Hamburg muss Klima-Sofortprogramme umsetzen

Weiterhin wird in Zukunft bei der Erreichung der Klimaziele das Gebot der Sozialverträglichkeit gegenüber den Aspekten Wirtschaftlichkeit und Sparsamkeit priorisiert werden. Mit diesem „Zukunftsentscheid“ wird das Klimaschutzkorsett, in das alle öffentlichen, privaten und wirtschaftlichen Aktivitäten bereits durch das bisher gültige Hamburger Klimaschutzgesetz gepresst sind, noch enger geschnürt. Während man sich z.B. in Baden-Württemberg, wo ebenfalls bis 2040 Netto-Treibhausgasneutralität und ein Minderungsziel von 65 Prozent bis 2030 vorgesehen sind, angesichts absehbarer Zielverfehlungen beim Klimaziel für 2030 nicht auf weitere restriktive Maßnahmen geeinigt hat, legt der Hamburger Volksentscheid den Politikern die Daumenschrauben an. 

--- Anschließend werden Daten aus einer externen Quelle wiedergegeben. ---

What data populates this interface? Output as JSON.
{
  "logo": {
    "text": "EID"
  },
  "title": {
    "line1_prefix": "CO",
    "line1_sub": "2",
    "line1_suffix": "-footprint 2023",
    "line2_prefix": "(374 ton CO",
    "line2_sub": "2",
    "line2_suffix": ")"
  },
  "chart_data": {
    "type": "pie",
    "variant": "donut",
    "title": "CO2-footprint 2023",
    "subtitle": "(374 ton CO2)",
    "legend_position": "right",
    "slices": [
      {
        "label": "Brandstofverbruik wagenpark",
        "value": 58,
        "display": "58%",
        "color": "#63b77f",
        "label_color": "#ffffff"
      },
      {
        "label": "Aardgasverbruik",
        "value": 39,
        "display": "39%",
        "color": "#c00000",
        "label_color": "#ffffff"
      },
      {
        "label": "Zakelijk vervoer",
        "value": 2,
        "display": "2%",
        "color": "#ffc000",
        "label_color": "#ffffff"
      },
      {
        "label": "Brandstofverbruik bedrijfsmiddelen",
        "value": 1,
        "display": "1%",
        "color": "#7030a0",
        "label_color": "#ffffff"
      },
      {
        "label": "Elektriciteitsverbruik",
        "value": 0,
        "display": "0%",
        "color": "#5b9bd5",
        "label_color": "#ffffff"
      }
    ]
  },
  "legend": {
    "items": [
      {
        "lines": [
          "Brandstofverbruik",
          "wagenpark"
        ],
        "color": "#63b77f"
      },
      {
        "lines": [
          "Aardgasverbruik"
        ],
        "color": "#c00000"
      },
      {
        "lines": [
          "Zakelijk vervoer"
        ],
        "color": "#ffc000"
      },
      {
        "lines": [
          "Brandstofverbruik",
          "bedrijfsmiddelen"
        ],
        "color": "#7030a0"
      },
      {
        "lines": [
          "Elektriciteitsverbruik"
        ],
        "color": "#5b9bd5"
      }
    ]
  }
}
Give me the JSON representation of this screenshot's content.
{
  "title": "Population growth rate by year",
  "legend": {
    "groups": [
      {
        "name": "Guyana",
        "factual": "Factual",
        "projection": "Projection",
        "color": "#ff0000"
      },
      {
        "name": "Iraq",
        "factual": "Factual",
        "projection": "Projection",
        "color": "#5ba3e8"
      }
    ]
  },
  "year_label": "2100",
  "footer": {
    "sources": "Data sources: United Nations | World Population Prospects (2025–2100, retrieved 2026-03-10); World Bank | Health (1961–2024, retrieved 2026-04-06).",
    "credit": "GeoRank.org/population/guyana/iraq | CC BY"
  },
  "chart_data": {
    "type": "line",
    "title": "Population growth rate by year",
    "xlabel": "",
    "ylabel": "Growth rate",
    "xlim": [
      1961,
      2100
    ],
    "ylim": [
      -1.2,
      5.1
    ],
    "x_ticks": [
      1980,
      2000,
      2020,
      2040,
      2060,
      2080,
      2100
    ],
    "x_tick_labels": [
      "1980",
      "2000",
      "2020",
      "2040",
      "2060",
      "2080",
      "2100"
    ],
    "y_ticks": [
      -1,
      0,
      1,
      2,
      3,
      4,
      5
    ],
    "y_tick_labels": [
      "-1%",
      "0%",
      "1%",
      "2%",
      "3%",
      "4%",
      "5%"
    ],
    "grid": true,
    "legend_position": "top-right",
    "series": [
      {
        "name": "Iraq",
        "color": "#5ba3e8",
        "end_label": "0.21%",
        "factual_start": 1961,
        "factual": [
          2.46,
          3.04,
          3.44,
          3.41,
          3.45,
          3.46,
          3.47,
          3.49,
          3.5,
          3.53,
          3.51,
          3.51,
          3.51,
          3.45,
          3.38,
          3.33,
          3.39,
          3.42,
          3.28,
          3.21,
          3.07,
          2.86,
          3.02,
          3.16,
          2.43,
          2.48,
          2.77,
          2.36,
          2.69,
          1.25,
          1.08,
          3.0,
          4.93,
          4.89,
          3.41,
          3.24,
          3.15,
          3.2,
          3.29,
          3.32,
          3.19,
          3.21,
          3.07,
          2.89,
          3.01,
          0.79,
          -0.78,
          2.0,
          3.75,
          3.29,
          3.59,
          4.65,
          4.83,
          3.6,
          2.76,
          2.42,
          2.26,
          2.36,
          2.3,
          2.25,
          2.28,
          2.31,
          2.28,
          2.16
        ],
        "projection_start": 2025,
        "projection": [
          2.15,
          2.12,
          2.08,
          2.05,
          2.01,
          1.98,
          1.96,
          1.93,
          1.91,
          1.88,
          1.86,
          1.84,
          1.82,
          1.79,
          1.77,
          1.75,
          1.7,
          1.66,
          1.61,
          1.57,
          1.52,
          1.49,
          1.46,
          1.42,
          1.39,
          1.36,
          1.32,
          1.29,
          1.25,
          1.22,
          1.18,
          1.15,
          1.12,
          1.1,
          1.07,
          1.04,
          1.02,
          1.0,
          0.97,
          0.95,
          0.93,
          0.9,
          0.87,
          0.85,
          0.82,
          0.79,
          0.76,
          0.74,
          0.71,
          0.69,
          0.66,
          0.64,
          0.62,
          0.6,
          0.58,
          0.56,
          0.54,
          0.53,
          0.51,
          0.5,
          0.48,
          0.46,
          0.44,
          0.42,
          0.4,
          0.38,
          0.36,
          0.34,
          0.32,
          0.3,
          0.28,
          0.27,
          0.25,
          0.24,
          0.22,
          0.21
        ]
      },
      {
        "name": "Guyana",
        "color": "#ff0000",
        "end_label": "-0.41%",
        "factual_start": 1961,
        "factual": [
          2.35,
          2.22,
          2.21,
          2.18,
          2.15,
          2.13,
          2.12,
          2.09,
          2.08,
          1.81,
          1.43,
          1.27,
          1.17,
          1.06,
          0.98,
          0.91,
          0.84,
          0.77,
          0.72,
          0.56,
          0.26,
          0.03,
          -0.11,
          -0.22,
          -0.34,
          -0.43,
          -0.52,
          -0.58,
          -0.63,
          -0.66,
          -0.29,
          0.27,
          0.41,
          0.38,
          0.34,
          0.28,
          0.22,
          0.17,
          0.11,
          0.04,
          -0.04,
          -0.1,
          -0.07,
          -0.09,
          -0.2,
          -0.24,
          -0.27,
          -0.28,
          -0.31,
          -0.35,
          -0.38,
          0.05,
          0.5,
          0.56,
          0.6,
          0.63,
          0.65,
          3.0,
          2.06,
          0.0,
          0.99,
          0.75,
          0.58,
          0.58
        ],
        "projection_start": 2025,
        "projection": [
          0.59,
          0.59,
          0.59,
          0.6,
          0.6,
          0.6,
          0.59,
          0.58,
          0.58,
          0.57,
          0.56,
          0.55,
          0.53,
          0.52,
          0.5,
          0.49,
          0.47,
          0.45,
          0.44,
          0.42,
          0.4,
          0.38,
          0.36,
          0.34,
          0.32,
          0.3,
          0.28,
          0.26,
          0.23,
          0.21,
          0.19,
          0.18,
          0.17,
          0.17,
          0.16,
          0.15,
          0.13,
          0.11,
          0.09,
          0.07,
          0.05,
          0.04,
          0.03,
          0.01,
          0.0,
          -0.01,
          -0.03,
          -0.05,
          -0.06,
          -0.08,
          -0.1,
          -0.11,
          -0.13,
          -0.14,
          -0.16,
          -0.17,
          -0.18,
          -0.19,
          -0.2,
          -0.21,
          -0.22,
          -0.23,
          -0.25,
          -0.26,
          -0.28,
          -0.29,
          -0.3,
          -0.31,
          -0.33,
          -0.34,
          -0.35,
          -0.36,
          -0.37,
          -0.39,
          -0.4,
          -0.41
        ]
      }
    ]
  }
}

Die meisten Bundesländer haben ein Klimaschutzgesetz

Forderungen nach lokaler Klimaneutralität und entsprechende Beschlüsse politischer Gremien waren in den letzten Jahren zahlreich. Über 70 Städte in Deutschland haben den sogenannten „Klimanotstand“ ausgerufen. Vorreiter war Konstanz, wo bereits 2019 mit einem einstimmigen Gemeinderatsbeschluss alle Entscheidungen unter einen Klimavorbehalt gestellt wurden und Klimaneutralität bis 2035 verordnet wurde.

14 von 16 Bundesländern verfügen aktuell über ein Klimaschutzgesetz bzw. gesetzlich verankerte Klimaschutzstrategien. Auch wenn einzelne Bundesländer die Treibhausgasneutralität früher realisieren wollen, sieht das Bundesklimaschutzgesetz diese erst 2045 vor; bis 2030 ist auf Bundesebene eine Reduktion der Emissionen von 65 Prozent (gegenüber 1990) verbindlich.

Deutschland hat strengere Klimaziele als die EU

Auf EU-Ebene soll das Ziel der Klimaneutralität dagegen erst 2050 erreicht werden. Für 2030 wurde eine Reduktion von 55 Prozent gesetzlich verankert. Das Pariser Abkommen wiederum nennt kein exaktes Datum für die Erreichung der globalen Klimaneutralität, sondern formuliert als Ziel, die weltweiten Netto-Treibhausgasemissionen in der zweiten Hälfte des 21. Jahrhunderts auf null zu senken. 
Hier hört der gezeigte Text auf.